Die Mitarbeiterin, welche den Vorgesetzen bat, die Beurteilungskriterien und die Entscheidungsfindung noch einmal genauer zu erläutern, kommunizierte auf der Ebene des Erwachsenen-Ichs. Sie bat darum Fakten und Kriterien zu nennen, die für sie plausibel im Rahmen der Urteilsbildung sind und die notwendige Einsicht und Transparenz schaffen. Die Führungskraft hingegen befindet sich mit ihrer Antwort auf der Ebene des Kind-Ichs. Dabei wirkt sie wenig Kriterien geleitet und fachlich vorbereitet, sondern vielmehr trotzig und emotional-destruktiv. Ein solches Kommunikationsverhalten der Führungskraft ist unbedingt zu vermeiden, wirkt es doch unprofessionell und wenig überzeugend auf die Mitarbeiterinnen und Mitarbeiter.
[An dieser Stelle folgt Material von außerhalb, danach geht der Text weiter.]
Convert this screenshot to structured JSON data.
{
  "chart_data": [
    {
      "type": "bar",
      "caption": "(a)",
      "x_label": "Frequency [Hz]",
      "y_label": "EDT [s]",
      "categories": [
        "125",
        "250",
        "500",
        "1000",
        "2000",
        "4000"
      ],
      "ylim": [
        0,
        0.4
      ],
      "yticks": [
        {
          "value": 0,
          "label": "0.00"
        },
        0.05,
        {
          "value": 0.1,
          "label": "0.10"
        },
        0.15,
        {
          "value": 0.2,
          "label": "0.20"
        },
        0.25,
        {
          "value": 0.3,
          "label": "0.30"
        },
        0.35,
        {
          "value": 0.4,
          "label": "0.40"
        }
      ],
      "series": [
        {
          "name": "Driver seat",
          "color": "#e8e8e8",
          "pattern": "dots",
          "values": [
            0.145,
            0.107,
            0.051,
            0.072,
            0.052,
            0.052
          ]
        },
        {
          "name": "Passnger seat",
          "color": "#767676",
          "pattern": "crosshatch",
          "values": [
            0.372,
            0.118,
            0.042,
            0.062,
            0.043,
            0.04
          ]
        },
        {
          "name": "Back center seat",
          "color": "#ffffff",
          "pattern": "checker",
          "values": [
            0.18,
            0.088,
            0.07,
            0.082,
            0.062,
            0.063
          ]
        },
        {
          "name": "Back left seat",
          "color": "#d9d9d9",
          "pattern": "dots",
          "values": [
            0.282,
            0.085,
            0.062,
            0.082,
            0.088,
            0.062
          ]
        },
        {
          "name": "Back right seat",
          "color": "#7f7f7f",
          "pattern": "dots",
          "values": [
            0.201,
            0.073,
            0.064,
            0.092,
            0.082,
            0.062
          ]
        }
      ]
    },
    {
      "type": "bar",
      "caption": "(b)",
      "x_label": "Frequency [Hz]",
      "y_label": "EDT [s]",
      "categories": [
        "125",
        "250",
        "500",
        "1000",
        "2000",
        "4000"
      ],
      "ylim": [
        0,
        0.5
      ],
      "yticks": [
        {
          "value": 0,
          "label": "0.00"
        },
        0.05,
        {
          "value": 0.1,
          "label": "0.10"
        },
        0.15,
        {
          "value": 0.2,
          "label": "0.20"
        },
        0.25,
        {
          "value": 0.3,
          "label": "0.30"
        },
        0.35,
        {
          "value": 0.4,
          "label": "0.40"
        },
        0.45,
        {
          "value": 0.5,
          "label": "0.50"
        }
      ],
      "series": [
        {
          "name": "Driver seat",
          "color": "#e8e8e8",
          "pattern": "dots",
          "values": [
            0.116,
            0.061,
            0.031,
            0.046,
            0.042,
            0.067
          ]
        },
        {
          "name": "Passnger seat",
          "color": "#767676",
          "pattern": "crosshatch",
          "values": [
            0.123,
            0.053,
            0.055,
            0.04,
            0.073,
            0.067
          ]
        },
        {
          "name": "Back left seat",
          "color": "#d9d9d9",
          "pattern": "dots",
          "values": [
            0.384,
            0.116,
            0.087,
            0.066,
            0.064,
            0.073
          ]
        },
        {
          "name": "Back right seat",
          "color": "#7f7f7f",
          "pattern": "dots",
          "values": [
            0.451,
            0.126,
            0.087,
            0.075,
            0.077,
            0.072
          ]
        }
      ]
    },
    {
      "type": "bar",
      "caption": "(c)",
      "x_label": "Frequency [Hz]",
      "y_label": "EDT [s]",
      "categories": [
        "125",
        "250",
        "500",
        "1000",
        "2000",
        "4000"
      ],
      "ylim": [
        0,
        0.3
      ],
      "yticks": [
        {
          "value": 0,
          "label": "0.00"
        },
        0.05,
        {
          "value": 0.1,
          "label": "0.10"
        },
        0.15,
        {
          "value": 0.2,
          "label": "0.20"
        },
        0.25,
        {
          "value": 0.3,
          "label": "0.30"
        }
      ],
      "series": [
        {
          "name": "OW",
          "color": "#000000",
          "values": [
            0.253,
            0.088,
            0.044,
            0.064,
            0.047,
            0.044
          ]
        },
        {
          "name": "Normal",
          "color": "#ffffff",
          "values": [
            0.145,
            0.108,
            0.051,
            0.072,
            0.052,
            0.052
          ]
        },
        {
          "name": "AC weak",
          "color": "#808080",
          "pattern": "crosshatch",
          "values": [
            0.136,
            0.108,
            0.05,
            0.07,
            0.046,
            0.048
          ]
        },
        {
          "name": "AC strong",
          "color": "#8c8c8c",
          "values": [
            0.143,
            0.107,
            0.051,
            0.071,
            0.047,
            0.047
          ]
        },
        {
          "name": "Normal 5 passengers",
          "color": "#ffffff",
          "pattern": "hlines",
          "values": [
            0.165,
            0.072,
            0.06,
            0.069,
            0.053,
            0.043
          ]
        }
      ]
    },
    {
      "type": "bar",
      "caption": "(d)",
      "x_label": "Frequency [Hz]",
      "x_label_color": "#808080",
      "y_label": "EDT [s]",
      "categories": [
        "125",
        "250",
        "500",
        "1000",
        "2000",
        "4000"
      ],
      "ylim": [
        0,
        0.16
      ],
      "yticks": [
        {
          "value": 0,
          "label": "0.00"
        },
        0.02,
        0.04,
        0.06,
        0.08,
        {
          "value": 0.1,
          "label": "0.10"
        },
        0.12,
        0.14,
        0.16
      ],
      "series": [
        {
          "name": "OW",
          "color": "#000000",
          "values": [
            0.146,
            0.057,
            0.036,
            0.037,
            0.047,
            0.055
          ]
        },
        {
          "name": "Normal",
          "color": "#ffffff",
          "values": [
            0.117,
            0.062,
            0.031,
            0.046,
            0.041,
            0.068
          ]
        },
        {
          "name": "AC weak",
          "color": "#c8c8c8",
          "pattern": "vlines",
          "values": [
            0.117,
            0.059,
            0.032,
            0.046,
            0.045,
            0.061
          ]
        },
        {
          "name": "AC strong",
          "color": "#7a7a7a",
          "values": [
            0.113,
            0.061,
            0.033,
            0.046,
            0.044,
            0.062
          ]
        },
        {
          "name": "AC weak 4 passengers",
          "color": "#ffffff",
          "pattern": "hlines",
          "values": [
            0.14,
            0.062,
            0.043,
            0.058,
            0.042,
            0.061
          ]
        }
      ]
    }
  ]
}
Ich-Zustände der Führungskraft (FK) und der Mitarbeitenden (MA)9

 



In der Abbildung werden die harmonischen und disharmonischen Beziehungen zwischen der Führungskraft und der Mitarbeiterinnen und des Mitarbeiters mit Blick auf die unterschiedlichen Ich-Zustände aufgezeigt. Kommunizieren beide Seiten im Modus desselben Ich-Zustands kann mit einem harmonischen Ausgang des Gesprächs gerechnet werden. Nehmen beide Seiten unterschiedliche Rollen des Ich-Zustands ein, birgt es die Gefahr von Konflikten. Je höher dabei der „Abstand“ der Ich-Zustände, desto größer das Konfliktpotenzial. Am ungünstigsten ist dabei der Modus des Kind-Ichs mit Blick auf die Führungskraft, was sich in einer übersteigerten Emotionalität und mit trotzigen Verhalten zeigen könnte. Diese Haltung ist grundsätzlich kontraproduktiv und erzeugt ein Misskonzept beim Mitarbeitenden, da er von der Führungskraft intuitiv eine empathische und konstruktiv-kritische Haltung erwartet.